Memory designers have perhaps the greatest challenge in maximizing their design performance within the capabilities of a particular process technology, needing to validate yield and performance to 4-6 sigma on bit cells and sense amps and 2-4 sigma at the array level. While Monte Carlo is the preferred solution, it’s simply impractical to simulate the billions of points needed for 6-sigma analysis. Since the analysis still has to be done, a number of approaches have evolved that seek to bypass Monte Carlo, but they each suffer limitations in accuracy, scalability and, especially, verifiability.

Solido’s Memory+ Suite goes back to the core Monte Carlo analysis designers trust and handles the billions of samples with intelligent adaptive techniques to focus simulation resources towards the high-sigma tails of the distribution. Since Memory+ uses actual Monte Carlo samples, it is able to provide simulation results around the target sigma, high-sigma corners for use in design development and even the full PDF. These options give designers the detailed insights they need into non-linear effects, design sensitivities to make informed sizing decisions.

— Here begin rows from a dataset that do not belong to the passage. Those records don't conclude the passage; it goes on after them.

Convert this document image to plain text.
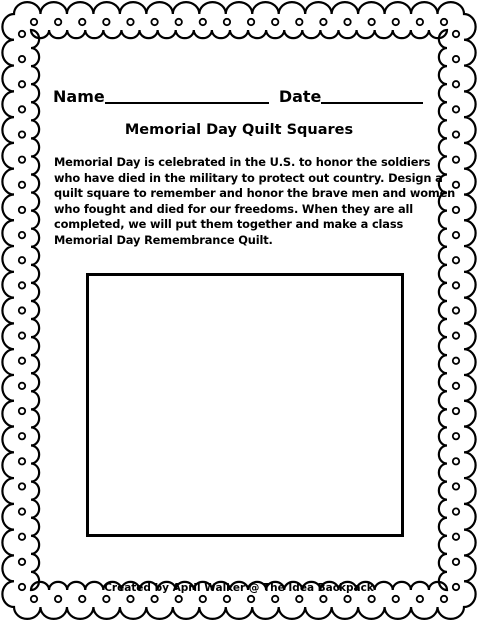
Name	Date
Memorial Day Quilt Squares
Memorial Day is celebrated in the U.S. to honor the soldiers
who have died in the military to protect out country. Design a
quilt square to remember and honor the brave men and women
who fought and died for our freedoms. When they are all
completed, we will put them together and make a class
Memorial Day Remembrance Quilt.
Created by April Walker @ The Idea Backpack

Unlike other approaches, Solido’s Memory+ is able to handle the more severe non-linear responses, rendering it applicable to a broad range of memory cells. In the following example, a 3- or 4-sigma analysis would appear linear with extrapolation completely missing the failure regions occurring at +/- 4.5-sigma.

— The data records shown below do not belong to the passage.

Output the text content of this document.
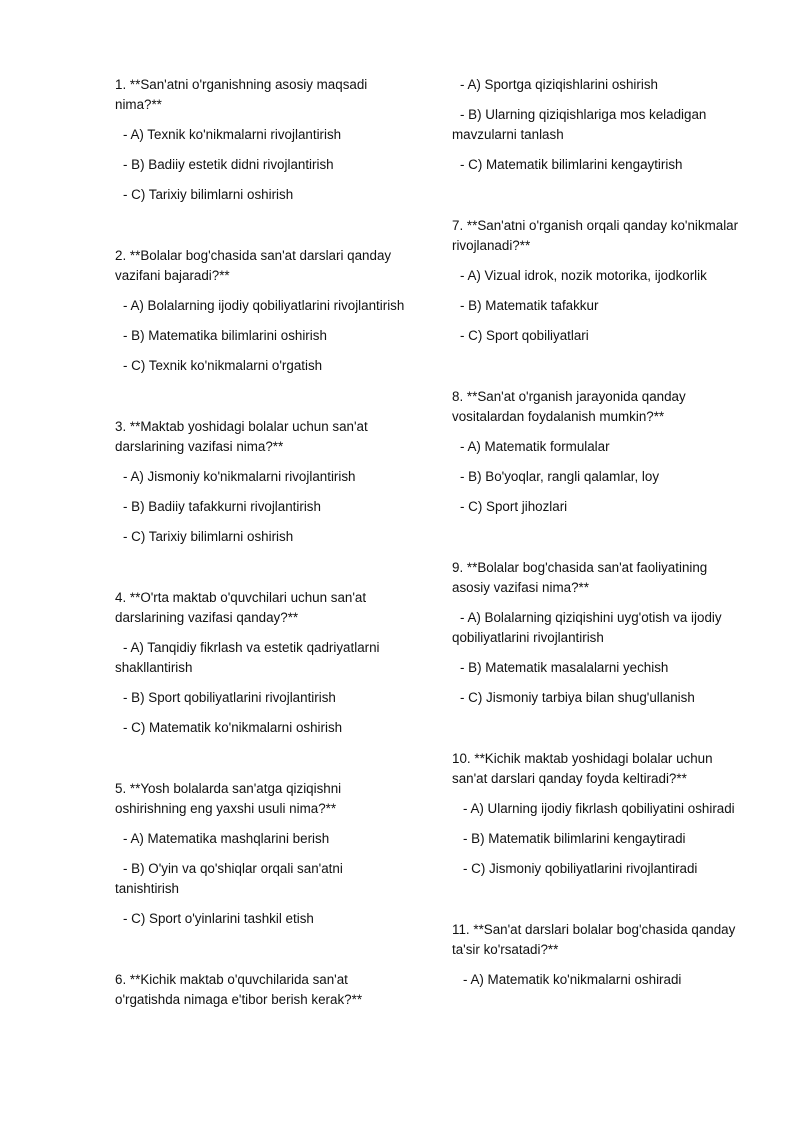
1. **San'atni o'rganishning asosiy maqsadi nima?**
- A) Texnik ko'nikmalarni rivojlantirish
- B) Badiiy estetik didni rivojlantirish
- C) Tarixiy bilimlarni oshirish
2. **Bolalar bog'chasida san'at darslari qanday vazifani bajaradi?**
- A) Bolalarning ijodiy qobiliyatlarini rivojlantirish
- B) Matematika bilimlarini oshirish
- C) Texnik ko'nikmalarni o'rgatish
3. **Maktab yoshidagi bolalar uchun san'at darslarining vazifasi nima?**
- A) Jismoniy ko'nikmalarni rivojlantirish
- B) Badiiy tafakkurni rivojlantirish
- C) Tarixiy bilimlarni oshirish
4. **O'rta maktab o'quvchilari uchun san'at darslarining vazifasi qanday?**
- A) Tanqidiy fikrlash va estetik qadriyatlarni shakllantirish
- B) Sport qobiliyatlarini rivojlantirish
- C) Matematik ko'nikmalarni oshirish
5. **Yosh bolalarda san'atga qiziqishni oshirishning eng yaxshi usuli nima?**
- A) Matematika mashqlarini berish
- B) O'yin va qo'shiqlar orqali san'atni tanishtirish
- C) Sport o'yinlarini tashkil etish
6. **Kichik maktab o'quvchilarida san'at o'rgatishda nimaga e'tibor berish kerak?**
- A) Sportga qiziqishlarini oshirish
- B) Ularning qiziqishlariga mos keladigan mavzularni tanlash
- C) Matematik bilimlarini kengaytirish
7. **San'atni o'rganish orqali qanday ko'nikmalar rivojlanadi?**
- A) Vizual idrok, nozik motorika, ijodkorlik
- B) Matematik tafakkur
- C) Sport qobiliyatlari
8. **San'at o'rganish jarayonida qanday vositalardan foydalanish mumkin?**
- A) Matematik formulalar
- B) Bo'yoqlar, rangli qalamlar, loy
- C) Sport jihozlari
9. **Bolalar bog'chasida san'at faoliyatining asosiy vazifasi nima?**
- A) Bolalarning qiziqishini uyg'otish va ijodiy qobiliyatlarini rivojlantirish
- B) Matematik masalalarni yechish
- C) Jismoniy tarbiya bilan shug'ullanish
10. **Kichik maktab yoshidagi bolalar uchun san'at darslari qanday foyda keltiradi?**
- A) Ularning ijodiy fikrlash qobiliyatini oshiradi
- B) Matematik bilimlarini kengaytiradi
- C) Jismoniy qobiliyatlarini rivojlantiradi
11. **San'at darslari bolalar bog'chasida qanday ta'sir ko'rsatadi?**
- A) Matematik ko'nikmalarni oshiradi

Additionally, with the full PDF available for both the bit cell and sense amp, Memory+ can provide 3-sigma analysis at the system level, allowing designers to explore performance vs. yield tradeoffs directly. The following table shows the results of a 3-sigma analysis on a 256Mb SRAM array using the Memory+ System Memory tool, enabling visibility into the tradeoff between timing and system-level yield, in a matter of minutes. The tool is also applicable to system-level DRAM analysis.

Using memory design as just one example, Solido is able to provide designers with the necessary tools to analyze yield and performance, faster and with more consistent quality than before. As shown with Memory+, memory designers can quickly analyze designs at the cell level to 6-sigma and the system-level to 3-sigma, while keeping Monte Carlo and SPICE level accuracy.